Jika melihat dari beberapa pembagian stakeholder dilembaga pendidikan, maka akan dikenal stakeholder primer, sekunder, dan tertsier. Stakeholder utama sekolah/madrasah adalah siswa, namun demikian siswa datang ke sekolah/madrasah karena adanya pembiyaan dari orang tua siswa, sehingga kedua komponen tersebut merupakan komponen yang paling harus diperhatikan oleh sekolah/madrasah.
Untuk mengidentifikasi stakeholder potensial dapat dilakukan dengan mengajukan berbagai pertanyaan, misalnya orang tua dengan tingkat eknomi yang bagaimana? Orang tua muslim yang memiliki aliran apa? Orang tua muslim yang tinggal dimana? Orang tua muslim yang menginginkan anaknya memiliki kecakapan apa setelah lulus? Dan seterusnya. Pertanyaan-pertanyaan itulah yang kemudian sekurang-kurangnya akan memberikan jawaban terhadap pertanyaan stakeholder potensial dari madrasah ini? Untuk menjawab pertanyaan tersebut tentunya harus digunakan metode yang tepat. Misalnya dengan metode survei.[4]
Stakeholder pendidikan dapat diartikan sebagai orang yang menjadi pemegang dan sekaligus pemberi support terhadap pendidikan atau lembaga pendidikan. Stakeholder pendidikan dibagi dalam 3 kategori utama, yaitu:
1.    Sekolah, termasuk di dalamnya adalah para guru, kepala sekolah, murid dan tata usaha sekolah.
Seperti yang kita tahu, di dalam sekolah terdapat berbagai pihak diantaranya kepala sekolah, pendidik, dan peserta didik. Kepala sekolah bertanggung jawab pada perkembangan prestasi peserta didiknya, suasana lingkungan kerja guru, dan karakter keseluruhan sekolah. Kepala sekolah juga memegang peranan penting lain yaitu penghubung antara guru, orang tua, dan para stakeholder lainnya. Peserta didik di masa globalisasi semakin membuat mereka beragam dengan kehadiran teknologi sebagai tempat-tempat belajar informal mereka (internet, media sosial, dll). Guru sebagai elemen kunci utama pendidikan semakin dituntut untuk beradaptasi dan bertanggung jawab atas hal-hal yang dialami peserta didik.

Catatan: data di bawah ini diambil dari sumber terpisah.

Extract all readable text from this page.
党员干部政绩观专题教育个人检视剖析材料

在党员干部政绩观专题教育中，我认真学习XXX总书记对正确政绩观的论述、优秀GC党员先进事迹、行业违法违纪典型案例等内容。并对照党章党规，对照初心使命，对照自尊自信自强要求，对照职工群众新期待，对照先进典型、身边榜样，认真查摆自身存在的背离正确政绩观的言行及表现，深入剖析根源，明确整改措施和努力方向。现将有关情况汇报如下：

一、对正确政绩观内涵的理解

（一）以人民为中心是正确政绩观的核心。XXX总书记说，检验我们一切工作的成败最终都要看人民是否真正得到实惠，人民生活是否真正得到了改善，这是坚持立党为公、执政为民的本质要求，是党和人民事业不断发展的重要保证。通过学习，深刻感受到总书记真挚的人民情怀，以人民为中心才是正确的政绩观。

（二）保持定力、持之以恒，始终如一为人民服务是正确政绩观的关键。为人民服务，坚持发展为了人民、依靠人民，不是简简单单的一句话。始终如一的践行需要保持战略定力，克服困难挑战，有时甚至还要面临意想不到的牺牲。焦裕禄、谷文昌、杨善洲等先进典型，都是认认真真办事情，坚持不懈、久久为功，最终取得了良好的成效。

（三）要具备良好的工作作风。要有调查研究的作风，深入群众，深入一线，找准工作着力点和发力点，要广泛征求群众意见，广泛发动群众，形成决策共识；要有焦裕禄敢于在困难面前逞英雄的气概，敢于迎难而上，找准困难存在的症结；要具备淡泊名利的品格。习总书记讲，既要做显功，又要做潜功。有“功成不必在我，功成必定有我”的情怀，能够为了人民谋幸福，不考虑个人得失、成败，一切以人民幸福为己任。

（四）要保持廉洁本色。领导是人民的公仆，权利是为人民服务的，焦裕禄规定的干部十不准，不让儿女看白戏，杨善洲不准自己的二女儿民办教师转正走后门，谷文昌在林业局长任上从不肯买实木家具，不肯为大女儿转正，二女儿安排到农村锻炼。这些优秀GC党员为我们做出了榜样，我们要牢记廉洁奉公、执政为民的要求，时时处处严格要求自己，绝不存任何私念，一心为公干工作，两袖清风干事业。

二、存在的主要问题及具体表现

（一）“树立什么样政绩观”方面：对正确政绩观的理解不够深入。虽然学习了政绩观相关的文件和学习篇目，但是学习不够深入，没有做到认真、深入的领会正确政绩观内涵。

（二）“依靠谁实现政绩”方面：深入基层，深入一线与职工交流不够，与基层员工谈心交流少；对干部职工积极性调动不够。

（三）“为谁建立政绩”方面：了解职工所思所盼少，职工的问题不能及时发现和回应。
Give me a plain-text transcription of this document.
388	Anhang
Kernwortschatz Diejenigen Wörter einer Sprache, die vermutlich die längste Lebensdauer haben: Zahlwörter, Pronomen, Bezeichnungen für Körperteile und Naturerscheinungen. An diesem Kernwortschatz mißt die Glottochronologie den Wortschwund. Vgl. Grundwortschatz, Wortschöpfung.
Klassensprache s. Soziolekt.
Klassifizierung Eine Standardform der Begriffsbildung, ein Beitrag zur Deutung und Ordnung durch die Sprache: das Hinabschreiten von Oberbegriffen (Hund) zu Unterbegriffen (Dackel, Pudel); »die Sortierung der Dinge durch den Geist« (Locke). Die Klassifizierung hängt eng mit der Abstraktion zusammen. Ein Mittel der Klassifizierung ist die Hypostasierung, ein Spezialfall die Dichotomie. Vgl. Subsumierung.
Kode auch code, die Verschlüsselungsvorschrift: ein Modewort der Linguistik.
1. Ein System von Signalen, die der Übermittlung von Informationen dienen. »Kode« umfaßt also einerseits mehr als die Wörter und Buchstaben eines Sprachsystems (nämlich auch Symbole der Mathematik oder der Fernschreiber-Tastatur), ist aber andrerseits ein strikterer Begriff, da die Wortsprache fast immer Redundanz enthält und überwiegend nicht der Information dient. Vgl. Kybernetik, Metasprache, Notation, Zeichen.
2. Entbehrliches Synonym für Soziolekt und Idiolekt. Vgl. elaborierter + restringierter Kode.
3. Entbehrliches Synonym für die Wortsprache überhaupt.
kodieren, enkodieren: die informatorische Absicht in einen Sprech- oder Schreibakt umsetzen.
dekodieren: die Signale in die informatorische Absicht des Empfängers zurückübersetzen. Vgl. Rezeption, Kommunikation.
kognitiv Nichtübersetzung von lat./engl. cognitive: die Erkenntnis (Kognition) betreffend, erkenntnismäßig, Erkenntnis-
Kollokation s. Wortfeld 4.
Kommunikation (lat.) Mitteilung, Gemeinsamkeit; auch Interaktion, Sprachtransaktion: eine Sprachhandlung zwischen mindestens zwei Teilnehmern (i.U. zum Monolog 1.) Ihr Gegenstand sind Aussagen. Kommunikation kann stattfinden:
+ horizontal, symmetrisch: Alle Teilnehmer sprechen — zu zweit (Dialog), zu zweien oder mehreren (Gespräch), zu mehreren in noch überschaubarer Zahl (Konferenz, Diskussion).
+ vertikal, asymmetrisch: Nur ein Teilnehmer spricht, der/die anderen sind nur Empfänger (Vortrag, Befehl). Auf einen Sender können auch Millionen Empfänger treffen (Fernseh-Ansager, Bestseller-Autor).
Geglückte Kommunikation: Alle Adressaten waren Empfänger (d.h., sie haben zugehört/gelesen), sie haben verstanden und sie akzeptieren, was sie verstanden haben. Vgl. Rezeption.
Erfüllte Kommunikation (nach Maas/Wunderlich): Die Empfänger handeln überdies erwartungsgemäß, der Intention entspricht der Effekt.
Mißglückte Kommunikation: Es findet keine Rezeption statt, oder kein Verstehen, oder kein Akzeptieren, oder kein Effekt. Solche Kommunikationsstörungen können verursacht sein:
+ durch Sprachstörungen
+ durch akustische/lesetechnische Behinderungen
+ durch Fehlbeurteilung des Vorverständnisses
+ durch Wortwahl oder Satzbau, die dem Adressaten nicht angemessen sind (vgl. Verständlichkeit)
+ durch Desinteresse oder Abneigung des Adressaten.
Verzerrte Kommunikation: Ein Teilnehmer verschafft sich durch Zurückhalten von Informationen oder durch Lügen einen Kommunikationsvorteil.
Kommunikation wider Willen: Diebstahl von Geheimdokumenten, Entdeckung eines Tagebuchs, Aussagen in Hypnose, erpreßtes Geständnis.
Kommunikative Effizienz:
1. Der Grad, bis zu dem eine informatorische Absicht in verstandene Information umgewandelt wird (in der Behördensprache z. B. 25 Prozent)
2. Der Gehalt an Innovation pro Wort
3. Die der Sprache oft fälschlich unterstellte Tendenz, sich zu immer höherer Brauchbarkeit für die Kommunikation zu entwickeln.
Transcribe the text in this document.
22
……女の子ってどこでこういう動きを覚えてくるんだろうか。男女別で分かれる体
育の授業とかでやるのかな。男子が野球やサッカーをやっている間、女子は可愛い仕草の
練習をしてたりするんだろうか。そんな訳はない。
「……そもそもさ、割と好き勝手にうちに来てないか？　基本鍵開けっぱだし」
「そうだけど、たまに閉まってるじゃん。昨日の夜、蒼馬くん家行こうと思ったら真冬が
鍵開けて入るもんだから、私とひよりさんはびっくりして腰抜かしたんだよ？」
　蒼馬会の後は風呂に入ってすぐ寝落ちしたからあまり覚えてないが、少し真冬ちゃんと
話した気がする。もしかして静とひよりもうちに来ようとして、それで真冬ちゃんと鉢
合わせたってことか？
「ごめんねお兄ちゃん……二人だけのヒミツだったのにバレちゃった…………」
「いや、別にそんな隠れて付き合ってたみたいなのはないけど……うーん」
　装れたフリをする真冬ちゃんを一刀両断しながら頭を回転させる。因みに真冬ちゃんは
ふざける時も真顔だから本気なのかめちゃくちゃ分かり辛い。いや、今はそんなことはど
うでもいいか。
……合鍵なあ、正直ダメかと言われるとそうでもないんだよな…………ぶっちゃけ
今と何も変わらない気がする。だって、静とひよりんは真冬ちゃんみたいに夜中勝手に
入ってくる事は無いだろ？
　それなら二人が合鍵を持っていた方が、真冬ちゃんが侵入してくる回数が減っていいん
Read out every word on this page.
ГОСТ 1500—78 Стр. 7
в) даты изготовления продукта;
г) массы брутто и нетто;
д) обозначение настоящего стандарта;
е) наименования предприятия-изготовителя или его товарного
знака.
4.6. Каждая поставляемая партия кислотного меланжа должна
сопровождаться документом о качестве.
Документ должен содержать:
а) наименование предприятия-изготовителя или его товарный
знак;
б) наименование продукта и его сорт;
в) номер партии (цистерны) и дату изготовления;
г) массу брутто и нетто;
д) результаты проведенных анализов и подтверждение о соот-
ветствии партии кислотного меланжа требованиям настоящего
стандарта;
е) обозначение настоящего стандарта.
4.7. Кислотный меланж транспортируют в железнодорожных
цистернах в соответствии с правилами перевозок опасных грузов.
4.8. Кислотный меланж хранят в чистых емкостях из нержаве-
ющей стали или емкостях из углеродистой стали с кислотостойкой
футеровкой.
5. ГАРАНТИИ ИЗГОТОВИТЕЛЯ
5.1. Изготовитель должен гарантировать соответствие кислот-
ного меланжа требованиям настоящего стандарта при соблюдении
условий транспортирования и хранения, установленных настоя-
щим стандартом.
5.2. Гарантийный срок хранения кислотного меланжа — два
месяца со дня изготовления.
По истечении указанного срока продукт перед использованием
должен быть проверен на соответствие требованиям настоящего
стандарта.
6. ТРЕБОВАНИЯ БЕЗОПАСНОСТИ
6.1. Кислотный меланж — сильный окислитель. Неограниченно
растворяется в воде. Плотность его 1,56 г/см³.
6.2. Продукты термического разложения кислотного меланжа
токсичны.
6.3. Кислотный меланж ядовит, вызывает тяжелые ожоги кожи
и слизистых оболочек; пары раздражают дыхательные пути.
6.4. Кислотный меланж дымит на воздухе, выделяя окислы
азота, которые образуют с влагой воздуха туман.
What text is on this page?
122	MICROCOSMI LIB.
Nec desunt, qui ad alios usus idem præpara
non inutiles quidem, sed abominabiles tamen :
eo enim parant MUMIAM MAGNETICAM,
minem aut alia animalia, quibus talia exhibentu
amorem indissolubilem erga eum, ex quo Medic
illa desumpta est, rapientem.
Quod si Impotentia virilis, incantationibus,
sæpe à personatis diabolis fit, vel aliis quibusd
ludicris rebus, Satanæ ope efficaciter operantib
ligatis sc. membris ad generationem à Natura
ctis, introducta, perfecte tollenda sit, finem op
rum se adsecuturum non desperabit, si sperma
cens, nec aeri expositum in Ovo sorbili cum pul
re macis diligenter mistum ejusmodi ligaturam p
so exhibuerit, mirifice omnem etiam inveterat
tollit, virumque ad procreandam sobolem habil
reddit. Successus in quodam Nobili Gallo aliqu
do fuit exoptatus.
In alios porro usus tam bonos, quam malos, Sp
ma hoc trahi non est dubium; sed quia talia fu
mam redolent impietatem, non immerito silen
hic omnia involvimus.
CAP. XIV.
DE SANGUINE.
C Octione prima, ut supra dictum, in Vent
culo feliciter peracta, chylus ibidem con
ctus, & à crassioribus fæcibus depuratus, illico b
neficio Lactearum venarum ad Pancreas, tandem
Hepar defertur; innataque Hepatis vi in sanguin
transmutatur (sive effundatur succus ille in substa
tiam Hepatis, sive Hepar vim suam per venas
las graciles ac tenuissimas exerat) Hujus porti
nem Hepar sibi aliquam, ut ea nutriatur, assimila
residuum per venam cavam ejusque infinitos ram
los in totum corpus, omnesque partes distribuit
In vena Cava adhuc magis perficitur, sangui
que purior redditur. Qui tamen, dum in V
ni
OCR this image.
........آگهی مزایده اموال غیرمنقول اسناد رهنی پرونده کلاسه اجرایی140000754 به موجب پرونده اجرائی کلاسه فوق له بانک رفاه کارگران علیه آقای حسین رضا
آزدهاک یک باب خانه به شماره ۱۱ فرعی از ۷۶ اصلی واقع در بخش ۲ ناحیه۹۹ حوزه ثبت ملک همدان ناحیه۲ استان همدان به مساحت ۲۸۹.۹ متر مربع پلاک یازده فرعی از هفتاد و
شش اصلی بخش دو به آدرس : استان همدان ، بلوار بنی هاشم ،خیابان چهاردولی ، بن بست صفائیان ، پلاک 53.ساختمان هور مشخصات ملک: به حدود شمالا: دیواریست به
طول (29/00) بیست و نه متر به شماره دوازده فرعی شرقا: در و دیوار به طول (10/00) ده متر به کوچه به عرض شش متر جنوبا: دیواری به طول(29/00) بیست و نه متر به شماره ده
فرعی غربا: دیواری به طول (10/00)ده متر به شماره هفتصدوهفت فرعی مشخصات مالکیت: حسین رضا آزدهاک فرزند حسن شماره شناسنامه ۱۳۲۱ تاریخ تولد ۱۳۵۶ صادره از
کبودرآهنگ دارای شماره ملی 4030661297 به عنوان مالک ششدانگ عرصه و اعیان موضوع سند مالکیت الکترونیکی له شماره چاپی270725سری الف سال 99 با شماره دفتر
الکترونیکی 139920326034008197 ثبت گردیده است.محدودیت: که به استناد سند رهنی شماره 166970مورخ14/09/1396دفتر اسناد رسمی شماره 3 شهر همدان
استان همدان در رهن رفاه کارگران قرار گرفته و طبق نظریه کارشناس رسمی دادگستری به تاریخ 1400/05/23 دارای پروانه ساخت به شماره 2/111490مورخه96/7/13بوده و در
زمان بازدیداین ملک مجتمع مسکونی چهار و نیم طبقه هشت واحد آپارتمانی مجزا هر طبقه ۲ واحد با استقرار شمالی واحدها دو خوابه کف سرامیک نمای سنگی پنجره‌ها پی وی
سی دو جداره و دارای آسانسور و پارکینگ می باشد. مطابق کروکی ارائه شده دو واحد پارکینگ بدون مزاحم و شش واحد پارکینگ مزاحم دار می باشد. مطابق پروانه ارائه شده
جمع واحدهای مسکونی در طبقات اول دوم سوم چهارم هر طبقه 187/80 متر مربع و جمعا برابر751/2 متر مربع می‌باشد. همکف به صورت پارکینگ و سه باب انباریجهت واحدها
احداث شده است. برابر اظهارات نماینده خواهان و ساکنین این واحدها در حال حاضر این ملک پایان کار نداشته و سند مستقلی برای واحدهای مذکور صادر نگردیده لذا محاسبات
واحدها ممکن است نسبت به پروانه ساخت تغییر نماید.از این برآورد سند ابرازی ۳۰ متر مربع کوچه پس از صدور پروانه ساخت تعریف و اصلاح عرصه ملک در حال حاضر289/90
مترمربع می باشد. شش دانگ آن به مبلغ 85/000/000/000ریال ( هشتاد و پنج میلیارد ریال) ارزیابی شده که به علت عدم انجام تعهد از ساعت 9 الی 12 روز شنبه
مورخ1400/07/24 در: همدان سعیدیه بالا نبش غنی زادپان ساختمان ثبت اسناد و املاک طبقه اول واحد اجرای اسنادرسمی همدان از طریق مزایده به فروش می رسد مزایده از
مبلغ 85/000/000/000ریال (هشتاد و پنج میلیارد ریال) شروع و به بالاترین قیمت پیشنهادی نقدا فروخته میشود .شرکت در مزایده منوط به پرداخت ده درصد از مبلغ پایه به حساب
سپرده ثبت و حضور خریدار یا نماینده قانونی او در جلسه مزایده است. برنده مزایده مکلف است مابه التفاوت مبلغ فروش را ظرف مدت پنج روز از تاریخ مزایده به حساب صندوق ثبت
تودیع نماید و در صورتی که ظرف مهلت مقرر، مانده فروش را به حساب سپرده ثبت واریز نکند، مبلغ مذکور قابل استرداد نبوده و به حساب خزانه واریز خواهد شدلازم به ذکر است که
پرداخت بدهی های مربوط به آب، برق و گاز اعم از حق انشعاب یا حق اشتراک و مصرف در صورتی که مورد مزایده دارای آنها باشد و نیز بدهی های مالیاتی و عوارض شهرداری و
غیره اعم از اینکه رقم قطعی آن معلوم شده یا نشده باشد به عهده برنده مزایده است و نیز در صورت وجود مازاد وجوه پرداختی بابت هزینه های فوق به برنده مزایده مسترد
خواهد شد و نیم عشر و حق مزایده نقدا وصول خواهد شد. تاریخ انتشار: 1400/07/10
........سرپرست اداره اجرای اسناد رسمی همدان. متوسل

2.    Pemerintah, diwakili oleh para pengawas, pemilik, dinas pendidikan, walikota, sampai menteri pendidikan nasional.
Pemerintah, selaku pembuat kebijakan juga harus bersinergi dengan stakeholder lain. Peran pembuat kebijakan yaitu pelayan mediator antara aktor-aktor pendidikan lainnya, baik di tingkat daerah hingga pusat. Yang mana, setiap kebijakan yang mereka putuskan diharapkan dapat diterima dan dilaksanakan dengan baik oleh stakeholder pendidikan lain serta mendukung kinerja antar stakeholder.

3.    Masyarakat, sedangkan masyarakat yang berkepentingan dengan pendidikan adalah orang tua murid, pengamat dan ahli pendidikan, lembaga swadaya masyarakat, perusahaan atau badan yang membutuhkan tenaga terdidik, toko buku, kontraktor pembangunan sekolah, penerbit buku, penyedia alat pendidikan, dan lain-lain.
Berbeda dengan stakeholder sekolah dan pemerintah yang terlibat langsung dalam sistem pendidikan, masyarakat termasuk dalam bagian diluar lingkaran sistem pendidikan tetapi berkaitan secara tidak langsung pada aktor pendidikan didalamnya. Perbedaan ini penting untuk diketahui bahwa masyarakat, stakeholder eksternal pendidikan, tidak mempunyai kapasitas yang lebih besar dari sekolah dan pemerintah dalam menghasilkan perubahan pendidikan.
Masyarakat yang dimaksud terdiri dari berbagai macam, diantaranya adalah orang tua murid, lembaga swadaya masyarakat (LSM), toko buku, ataupun perusahaan yang membutuhkan tenaga terdidik, dan lain-lain.[5]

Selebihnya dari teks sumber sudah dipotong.